For the first time, scientists have been able to detect chronic pain as it happens, using electrodes implanted in the brains of four human volunteers. The detected brain signals could accurately predict an individual patient’s pain levels, and could one day lead to a solution to chronic pain where other treatments have been unsuccessful.
Chronic pain is a major public health concern. It affects around one in five people in the United States, making it more common than diabetes; but still, clinicians have no way of objectively measuring or quantifying it, making treatment even more of a challenge.
In a new study, four patients with refractory chronic pain – those whose pain could not be relieved using other medications or therapies – underwent surgery to implant electrodes into their brains. The patients all had nerve pain limited to one side of their bodies. One had phantom limb pain, and the other three all had pain brought on by a stroke.
The electrodes were similar to those used for deep brain stimulation (DBS), a treatment that’s already approved for use in some cases of Parkinson’s disease and other disorders. They were rigged up to record brain activity in two key regions associated with chronic pain: the anterior cingulate cortex and the orbitofrontal cortex.

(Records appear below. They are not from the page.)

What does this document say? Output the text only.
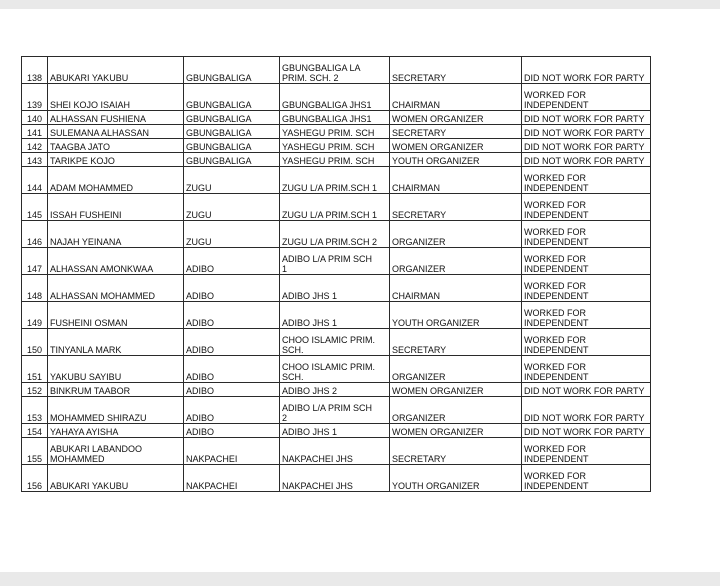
138	ABUKARI YAKUBU	GBUNGBALIGA	GBUNGBALIGA LA
PRIM. SCH. 2	SECRETARY	DID NOT WORK FOR PARTY

139	SHEI KOJO ISAIAH	GBUNGBALIGA	GBUNGBALIGA JHS1	CHAIRMAN	WORKED FOR
INDEPENDENT

140	ALHASSAN FUSHIENA	GBUNGBALIGA	GBUNGBALIGA JHS1	WOMEN ORGANIZER	DID NOT WORK FOR PARTY

141	SULEMANA ALHASSAN	GBUNGBALIGA	YASHEGU PRIM. SCH	SECRETARY	DID NOT WORK FOR PARTY

142	TAAGBA JATO	GBUNGBALIGA	YASHEGU PRIM. SCH	WOMEN ORGANIZER	DID NOT WORK FOR PARTY

143	TARIKPE KOJO	GBUNGBALIGA	YASHEGU PRIM. SCH	YOUTH ORGANIZER	DID NOT WORK FOR PARTY

144	ADAM MOHAMMED	ZUGU	ZUGU L/A PRIM.SCH 1	CHAIRMAN	WORKED FOR
INDEPENDENT

145	ISSAH FUSHEINI	ZUGU	ZUGU L/A PRIM.SCH 1	SECRETARY	WORKED FOR
INDEPENDENT

146	NAJAH YEINANA	ZUGU	ZUGU L/A PRIM.SCH 2	ORGANIZER	WORKED FOR
INDEPENDENT

147	ALHASSAN AMONKWAA	ADIBO	ADIBO L/A PRIM SCH
1	ORGANIZER	WORKED FOR
INDEPENDENT

148	ALHASSAN MOHAMMED	ADIBO	ADIBO JHS 1	CHAIRMAN	WORKED FOR
INDEPENDENT

149	FUSHEINI OSMAN	ADIBO	ADIBO JHS 1	YOUTH ORGANIZER	WORKED FOR
INDEPENDENT

150	TINYANLA MARK	ADIBO	CHOO ISLAMIC PRIM.
SCH.	SECRETARY	WORKED FOR
INDEPENDENT

151	YAKUBU SAYIBU	ADIBO	CHOO ISLAMIC PRIM.
SCH.	ORGANIZER	WORKED FOR
INDEPENDENT

152	BINKRUM TAABOR	ADIBO	ADIBO JHS 2	WOMEN ORGANIZER	DID NOT WORK FOR PARTY

153	MOHAMMED SHIRAZU	ADIBO	ADIBO L/A PRIM SCH
2	ORGANIZER	DID NOT WORK FOR PARTY

154	YAHAYA AYISHA	ADIBO	ADIBO JHS 1	WOMEN ORGANIZER	DID NOT WORK FOR PARTY

155	ABUKARI LABANDOO
MOHAMMED	NAKPACHEI	NAKPACHEI JHS	SECRETARY	WORKED FOR
INDEPENDENT

156	ABUKARI YAKUBU	NAKPACHEI	NAKPACHEI JHS	YOUTH ORGANIZER	WORKED FOR
INDEPENDENT
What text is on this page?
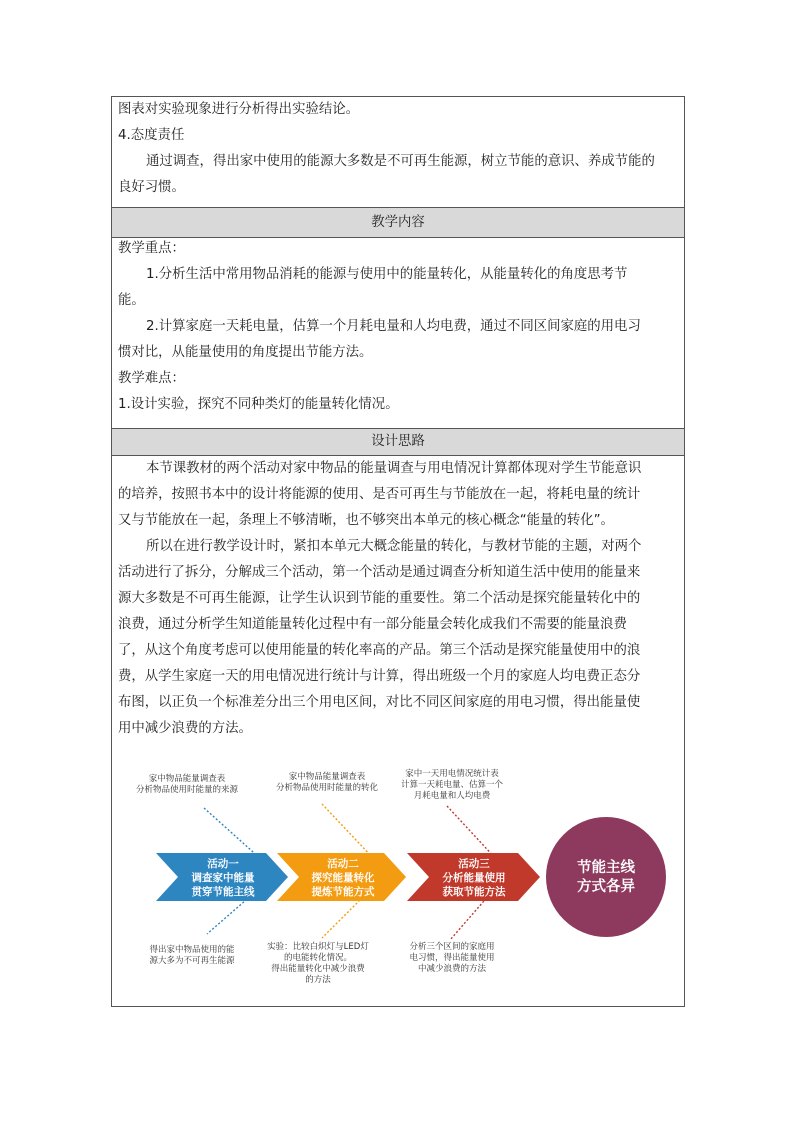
图表对实验现象进行分析得出实验结论。
4.态度责任
通过调查，得出家中使用的能源大多数是不可再生能源，树立节能的意识、养成节能的
良好习惯。
教学内容
教学重点：
1.分析生活中常用物品消耗的能源与使用中的能量转化，从能量转化的角度思考节
能。
2.计算家庭一天耗电量，估算一个月耗电量和人均电费，通过不同区间家庭的用电习
惯对比，从能量使用的角度提出节能方法。
教学难点：
1.设计实验，探究不同种类灯的能量转化情况。
设计思路
本节课教材的两个活动对家中物品的能量调查与用电情况计算都体现对学生节能意识
的培养，按照书本中的设计将能源的使用、是否可再生与节能放在一起，将耗电量的统计
又与节能放在一起，条理上不够清晰，也不够突出本单元的核心概念“能量的转化”。
所以在进行教学设计时，紧扣本单元大概念能量的转化，与教材节能的主题，对两个
活动进行了拆分，分解成三个活动，第一个活动是通过调查分析知道生活中使用的能量来
源大多数是不可再生能源，让学生认识到节能的重要性。第二个活动是探究能量转化中的
浪费，通过分析学生知道能量转化过程中有一部分能量会转化成我们不需要的能量浪费
了，从这个角度考虑可以使用能量的转化率高的产品。第三个活动是探究能量使用中的浪
费，从学生家庭一天的用电情况进行统计与计算，得出班级一个月的家庭人均电费正态分
布图，以正负一个标准差分出三个用电区间，对比不同区间家庭的用电习惯，得出能量使
用中减少浪费的方法。
活动一
调查家中能量
贯穿节能主线
活动二
探究能量转化
提炼节能方式
活动三
分析能量使用
获取节能方法
节能主线
方式各异
家中物品能量调查表
分析物品使用时能量的来源
家中物品能量调查表
分析物品使用时能量的转化
家中一天用电情况统计表
计算一天耗电量、估算一个
月耗电量和人均电费
得出家中物品使用的能
源大多为不可再生能源
实验：比较白炽灯与LED灯
的电能转化情况。
得出能量转化中减少浪费
的方法
分析三个区间的家庭用
电习惯，得出能量使用
中减少浪费的方法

The orbitofrontal cortex is of particular interest to researchers because it is a less well-studied area of the brain. Studies using brain stimulation to combat chronic pain go back decades, but limited progress has been made, prompting the study authors to look for a new approach this time.
Once the electrodes were implanted, the patients were able to go about their daily lives as normal. This is a big advantage compared to previous pain studies that have had to be done in a lab environment, as it allows the authors to build up a truer picture of the unique individual patterns of pain these patients experience.
For three to six months, the patients were asked to complete regular questionnaires rating their pain, and at the same time to use a remote to instruct their electrode to take a snapshot of brainwave data. Using machine learning models trained on each person's data, the authors were able to start accurately predicting the patient’s pain severity scores by looking at their brain activity.
They found that each patient almost had their own pain “fingerprint”, observable patterns and fluctuations in the data. However, despite the uniqueness of their experiences, the patients did also have some features in common: all of them showed activity patterns in the orbitofrontal cortex associated with their pain.
Additionally, the team observed that chronic pain differed from acute pain, which was linked more closely to the anterior cingulate cortex.
The study represents a landmark in that it is the first time that direct, in-human detection of brain activity associated with chronic pain has been achieved. While this work begins with only a small number of patients, these are patients whose pain has been particularly difficult to treat.
The electrodes aren’t only able to record data. In DBS, similar electrodes are used to deliver electrical stimulation to target brain regions to treat specific symptoms. The eventual aim of this study was not only to detect pain, but also to hopefully find a way to use the electrodes to provide some relief for these patients.
A clinical trial to investigate this has begun but is still in its very early stages. Speaking at a recent press briefing, first author Prasad Shirvalkar of the University of California San Francisco explained that, if everything works out, the team would like to explore more noninvasive methods – implanting electrodes into the brain is not without risk, and it’s important to remember that this is very much considered a last resort for these patients.
Ideally, it will eventually be possible to deliver personalized brain stimulation only when it is needed, to minimize potential side effects. The only way to do that is to gain a better understanding of the brain activity patterns that herald the onset of pain in a particular patient, and how these relate to the patient’s experience – and that is precisely what this study has started to do.
The study is published in Nature Neuroscience.